Because disposal costs bite into revenues, the national leadership is calling upon Congress to enact legislation that would provide a solution to help with the development of sustainable national recycling and reuse infrastructure for unwanted electronic products.

“Product design changes could facilitate the re-use, disassembly and recycling of products,” says Gerardo Castro, director of contracts and environmental services at Goodwill Industries of Southern California, in recent testimony before the House Committee on Science and Technology. “Standardized chargers for cell phones are an example of design changes that would add minimal costs to the product while achieving substantial impact in the reuse area.”

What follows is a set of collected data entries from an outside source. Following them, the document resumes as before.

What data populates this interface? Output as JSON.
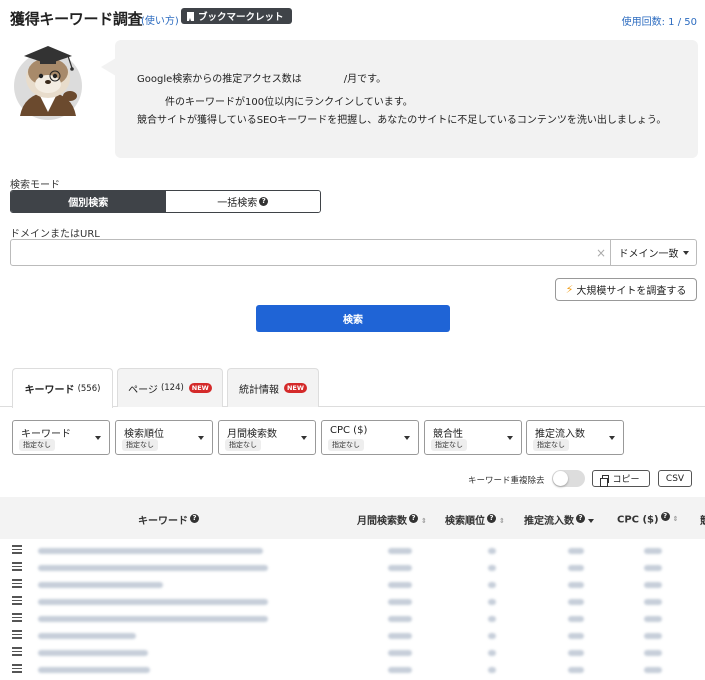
{
  "header": {
    "title": "獲得キーワード調査",
    "howto": "(使い方)",
    "bookmarklet": "ブックマークレット",
    "usage": "使用回数: 1 / 50"
  },
  "bubble": {
    "line1_a": "Google検索からの推定アクセス数は",
    "line1_b": "/月です。",
    "line2": "件のキーワードが100位以内にランクインしています。",
    "line3": "競合サイトが獲得しているSEOキーワードを把握し、あなたのサイトに不足しているコンテンツを洗い出しましょう。"
  },
  "search": {
    "mode_label": "検索モード",
    "mode_individual": "個別検索",
    "mode_bulk": "一括検索",
    "domain_label": "ドメインまたはURL",
    "url_value": "",
    "clear": "×",
    "match_select": "ドメイン一致",
    "large_site_button": "大規模サイトを調査する",
    "search_button": "検索"
  },
  "tabs": [
    {
      "label": "キーワード",
      "count": "(556)",
      "new": ""
    },
    {
      "label": "ページ",
      "count": "(124)",
      "new": "NEW"
    },
    {
      "label": "統計情報",
      "count": "",
      "new": "NEW"
    }
  ],
  "filters": [
    {
      "name": "キーワード",
      "value": "指定なし"
    },
    {
      "name": "検索順位",
      "value": "指定なし"
    },
    {
      "name": "月間検索数",
      "value": "指定なし"
    },
    {
      "name": "CPC ($)",
      "value": "指定なし"
    },
    {
      "name": "競合性",
      "value": "指定なし"
    },
    {
      "name": "推定流入数",
      "value": "指定なし"
    }
  ],
  "toolbar": {
    "dedup_label": "キーワード重複除去",
    "dedup_on": false,
    "copy": "コピー",
    "csv": "CSV"
  },
  "table": {
    "columns": [
      "キーワード",
      "月間検索数",
      "検索順位",
      "推定流入数",
      "CPC ($)",
      "競"
    ],
    "sorted_column": "推定流入数",
    "sorted_direction": "desc"
  },
  "colors": {
    "primary": "#1f64d6",
    "dark": "#3f4348",
    "badge": "#d42a2a",
    "link": "#2d6cc0"
  }
}
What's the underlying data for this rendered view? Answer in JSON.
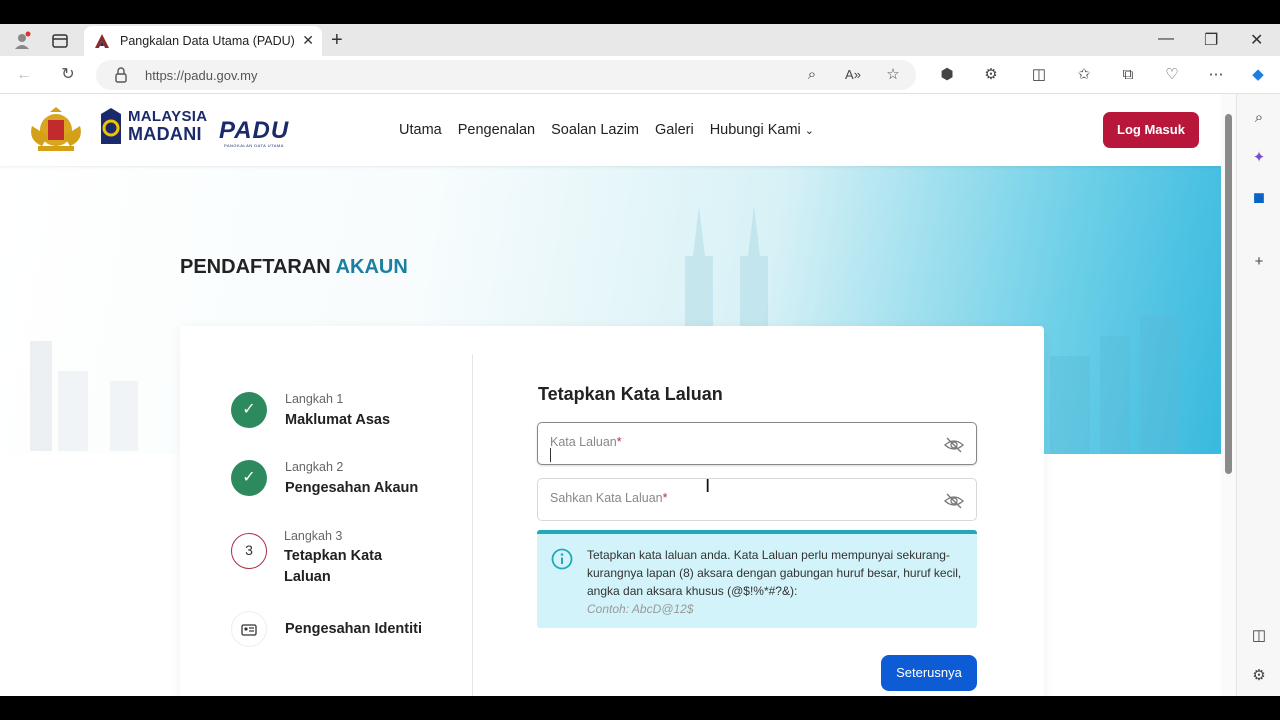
{
  "browser": {
    "tab_title": "Pangkalan Data Utama (PADU)",
    "tab_close": "✕",
    "new_tab": "+",
    "url": "https://padu.gov.my",
    "win_min": "—",
    "win_restore": "❐",
    "win_close": "✕"
  },
  "site": {
    "logo_madani_line1": "MALAYSIA",
    "logo_madani_line2": "MADANI",
    "logo_padu": "PADU",
    "logo_padu_sub": "PANGKALAN DATA UTAMA",
    "nav": [
      "Utama",
      "Pengenalan",
      "Soalan Lazim",
      "Galeri",
      "Hubungi Kami"
    ],
    "login": "Log Masuk"
  },
  "page": {
    "heading_main": "PENDAFTARAN",
    "heading_accent": "AKAUN"
  },
  "steps": [
    {
      "num": "Langkah 1",
      "name": "Maklumat Asas",
      "status": "done"
    },
    {
      "num": "Langkah 2",
      "name": "Pengesahan Akaun",
      "status": "done"
    },
    {
      "num": "Langkah 3",
      "name": "Tetapkan Kata Laluan",
      "status": "active",
      "marker": "3"
    },
    {
      "num": "",
      "name": "Pengesahan Identiti",
      "status": "pending"
    }
  ],
  "form": {
    "title": "Tetapkan Kata Laluan",
    "password_label": "Kata Laluan",
    "confirm_label": "Sahkan Kata Laluan",
    "required_mark": "*",
    "info_text": "Tetapkan kata laluan anda. Kata Laluan perlu mempunyai sekurang-kurangnya lapan (8) aksara dengan gabungan huruf besar, huruf kecil, angka dan aksara khusus (@$!%*#?&):",
    "info_example": "Contoh: AbcD@12$",
    "next": "Seterusnya"
  },
  "colors": {
    "login_button": "#b8173b",
    "accent": "#1a7fa0",
    "done_step": "#2d8a5e",
    "next_button": "#0d5cd6",
    "info_bg": "#d2f3f9"
  }
}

Bragale says there should be federal tax credits for manufacturers who partner with social agencies, as well as grants and other kinds of initiatives that “are going to spur good solutions and help people and organizations that can handle that problem. Goodwill is a natural stop in the lifecycle of computers and pretty much anything in your house that you don’t want anymore. We are looking for support because charities cannot bear the cost of disposing of these items. The ultimate goal is an environmentally sound recycling system, whatever the nuts and bolts are. The whole point is to keep the material out of the landfill.”

Goodwill is seeking federal legislative help to assist in the development of a sustainable infrastructure, support incentives to manufacturers for product design changes and to offer recycling grants and other initiatives to help stakeholders handle this problem.

Due to the quantity of computer equipment that Goodwill receives, most of its organizations do not have advertising campaigns to secure computer-related items.

“In San Francisco, the Goodwill there has a campaign of ‘Goodwill, not landfill’ and that is for all items,” says Bragale. “There are 25 Goodwill organizations that work with Dell under the Dell Reconnect Program. We have been working with Dell since 2004 and the program is growing. Together, we have collected 32 million pounds of computers.”

Goodwill recently launched Dell partnerships in the greater Rochester (July 3) and Buffalo (June 16) areas in New York State.

Goodwill allows local associations to develop programs and relationships with city and state governments to meet local needs. Goodwill does not have national guidelines on what type of computer equipment to accept, with some local organizations taking anything, some taking equipment that is a few years old and others not accepting any items.

Goodwill has approximately 40 computer recycling facilities nationwide, including Austin, Texas; Pittsburgh, Pennsylvania and Sacramento and Santa Anna, California.

Taking a computer apart does not require sophisticated tools, but having tech-savvy employees is essential as they can quickly determine which parts require replacement and which parts, such as video cards, can be sold as parts.

Barbara Kyle, the National Coordinator for the San Francisco-based Electronics TakeBack Coalition (ETBC), says reuse is where there are more options.

“Sadly, most of the big computer makers don’t make their equipment to be fully upgradeable,” she says. “You can upgrade the memory and other things, but they are not made to keep up with processors.”